Results of the PFS on an existing Mining Lease, and A$20 million of infrastructure from previous owners, confirmed a financially robust operation.
This includes a maiden Ore Reserve in accordance with the JORC Code (2012) for the Mount Carrington Gold First project of 159,000 ounces of gold, resources of 341,000 ounces of gold and 23.2 million ounces of silver.
The Stage One mine includes two gold resources, the Strauss and Kylo deposits, including 188,000 ounces gold (4 million tonnes at 1.4g/t gold).
The following metrics relate to a prefeasibility study that was completed in December 2017.
Gold up, dollar down improves metrics
As illustrated above, the return on investment and free cash generation increase exponentially for every $100 increase in the gold price.
For example, free cash flow increases approximately three-fold from $36.7 million to $110.3 million when comparing an Australian dollar gold price of $1700 to $2200.
Similarly, the payback period on investment falls dramatically.
When management crunched the numbers in November the Australian dollar gold price was hovering in the vicinity of $2100 per ounce.
At that stage the Australian dollar was fetching approximately US$0.68, but it has since slumped to around US$0.655.
Meanwhile, the gold price has increased by about US$200 per ounce since November, and it is now hovering in the vicinity of US$1640 per ounce.
This implies an Australian dollar gold price of $2540 per ounce, representing a leap of 20% since November.

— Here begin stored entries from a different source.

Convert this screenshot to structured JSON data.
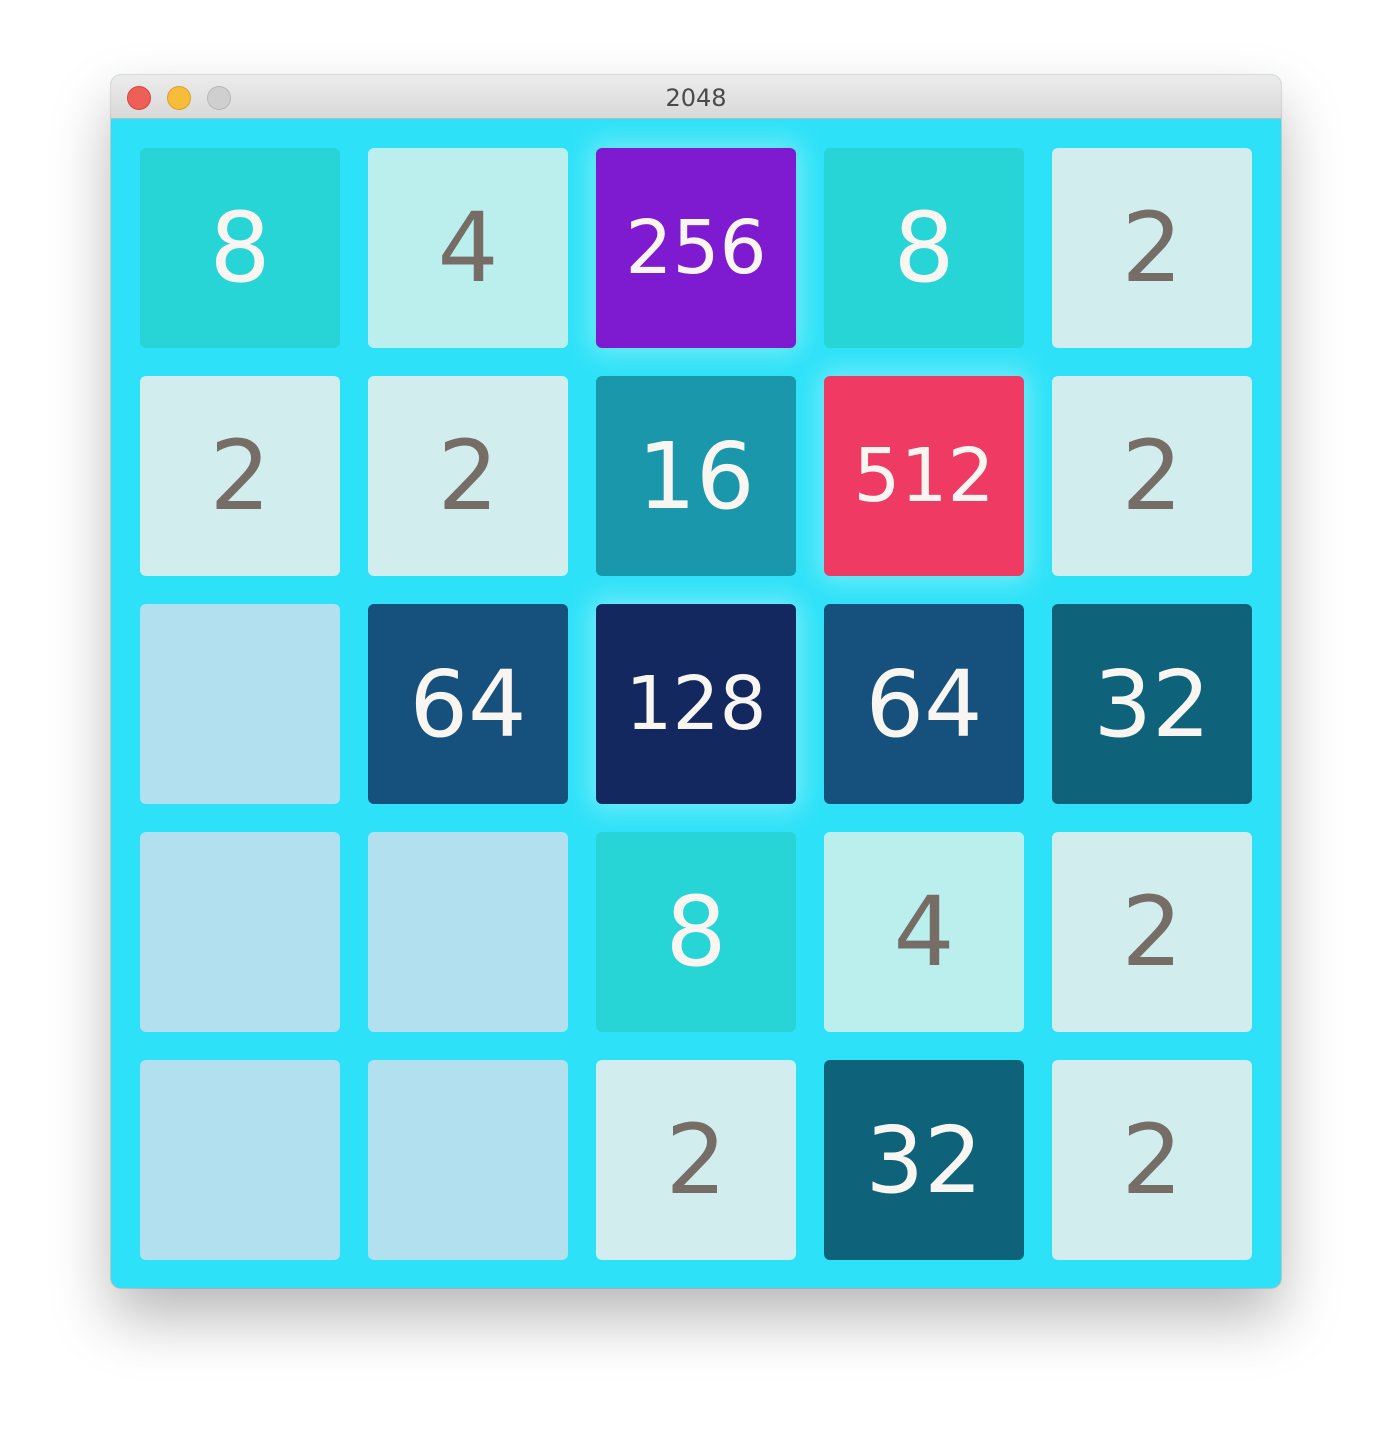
{
  "window": {
    "title": "2048"
  },
  "colors": {
    "board": "#2de2f8",
    "empty": "#b3e0ee",
    "tile_2": "#d2eded",
    "tile_4": "#bbefee",
    "tile_8": "#27d5d7",
    "tile_16": "#1a97ab",
    "tile_32": "#0e637a",
    "tile_64": "#16507c",
    "tile_128": "#12285f",
    "tile_256": "#7e1bd1",
    "tile_512": "#ef3a63",
    "dark_text": "#766d66",
    "light_text": "#f9f6f2"
  },
  "board": {
    "rows": [
      [
        "8",
        "4",
        "256",
        "8",
        "2"
      ],
      [
        "2",
        "2",
        "16",
        "512",
        "2"
      ],
      [
        "",
        "64",
        "128",
        "64",
        "32"
      ],
      [
        "",
        "",
        "8",
        "4",
        "2"
      ],
      [
        "",
        "",
        "2",
        "32",
        "2"
      ]
    ]
  }
}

It is worth noting that the mine life could be increased by another 2 to 3 years if some of the JORC silver resources were included.
This has become increasingly viable with the Australian dollar silver price up from about $24.80 per ounce in November to $27.33 per ounce.
Drilling out the two remaining JORC inferred gold resources and the six nearby identified gold prospects also has the potential to considerably grow the resource, adding mine life and improved returns on capital invested.